18:53Upon arrival at the Mathmos headquarters in Dorset, the raw bottles are carefully inspected by hand and
18:59quality rechecked. The actual lava component of the lamps is made up of a wax formula, the exact
19:05ingredients of which remain a closely guarded secret to this day. The next step is to mix the formula in
19:11a large vat. This vat can produce 300 lamps worth of wax per batch. The bottles are then treated with a
19:19solution in order to prevent the wax from clinging to the sides. When this is completed, the raw bottles are
19:25injected with the all-important warm wax from the vat, before being weighed to ensure exactly the
19:30precise amount of wax is being used. Next up is a key element in the lamp's creation. A metal coil, or
19:38spring, is dropped into each of the bottles. This spring is vital to the lava lamp's functionality.
19:44The spring acts as a heating element and also it breaks the surface tension up of the wax. If you
19:51didn't have the spring in, then all you would have was just a ball of wax floating in the middle, not
19:56doing anything. The bottles are now filled with the master fluid, another very closely guarded secret,
20:02although we are told it is water-based. Once the master fluid has been added, the newly filled bottles
20:08are submerged into a tank of warm water at a temperature of 161 degrees Fahrenheit. Doing this warms the wax,
20:16making it sit neat and level at the bottom of the bottle. As well as ensuring the wax is neat,
20:20this tanking process also shock tests the bottles and ensures the finished lamps will withstand being
20:26taken from cool to warm temperatures. The bottles are then left to cool overnight.
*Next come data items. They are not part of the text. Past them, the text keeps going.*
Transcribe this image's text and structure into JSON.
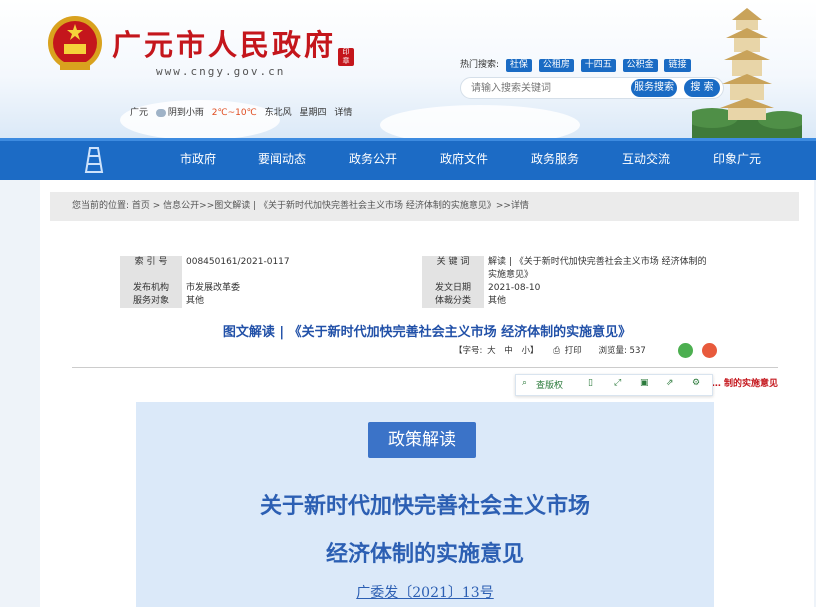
{
  "header": {
    "site_title": "广元市人民政府",
    "site_url": "www.cngy.gov.cn",
    "weather": {
      "city": "广元",
      "condition": "阴到小雨",
      "temp": "2℃~10℃",
      "wind": "东北风",
      "weekday": "星期四",
      "details_link": "详情"
    },
    "hot_search": {
      "label": "热门搜索:",
      "tags": [
        "社保",
        "公租房",
        "十四五",
        "公积金",
        "链接"
      ]
    },
    "search": {
      "placeholder": "请输入搜索关键词",
      "service_button": "服务搜索",
      "search_button": "搜 索"
    }
  },
  "nav": {
    "items": [
      "市政府",
      "要闻动态",
      "政务公开",
      "政府文件",
      "政务服务",
      "互动交流",
      "印象广元"
    ]
  },
  "breadcrumb": "您当前的位置: 首页 > 信息公开>>图文解读 | 《关于新时代加快完善社会主义市场 经济体制的实施意见》>>详情",
  "meta": {
    "index_no_label": "索 引 号",
    "index_no": "008450161/2021-0117",
    "keyword_label": "关 键 词",
    "keyword": "解读 | 《关于新时代加快完善社会主义市场 经济体制的实施意见》",
    "publisher_label": "发布机构",
    "publisher": "市发展改革委",
    "date_label": "发文日期",
    "date": "2021-08-10",
    "target_label": "服务对象",
    "target": "其他",
    "category_label": "体裁分类",
    "category": "其他"
  },
  "doc_title": "图文解读 | 《关于新时代加快完善社会主义市场 经济体制的实施意见》",
  "toolbar": {
    "font_label": "【字号:",
    "size_large": "大",
    "size_mid": "中",
    "size_small": "小】",
    "print": "打印",
    "views": "浏览量: 537"
  },
  "file_line": "文件: 中共广元市委  广元市人民政府  关 … 制的实施意见",
  "float_tools": {
    "view_label": "查版权"
  },
  "poster": {
    "badge": "政策解读",
    "title_line1": "关于新时代加快完善社会主义市场",
    "title_line2": "经济体制的实施意见",
    "doc_no": "广委发〔2021〕13号"
  },
  "colors": {
    "brand_red": "#c4161c",
    "nav_blue": "#1c6bc5",
    "title_blue": "#2251a8"
  }
}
20:34Now that the bottles are at the correct liquid level to ensure a safety air gap,
20:38it's time to seal the caps. Hot glue is pumped onto the threads of the glass. A compression tool then
20:45tightens the caps. After one final quality control test, the bottles are cleaned then fully assembled
20:53with the metal base and cap. They're now ready to be packed and distributed to customers worldwide,
21:00as popular now as they were over 50 years ago.
21:05So there you have it, a glance through the hidden history and super science of some amazing products
21:10that you use every day. The taxi cab, satellite navigation, and the lava lamp. They may seem
21:17common and ordinary. However, these products help change the world one incredible invention at a time.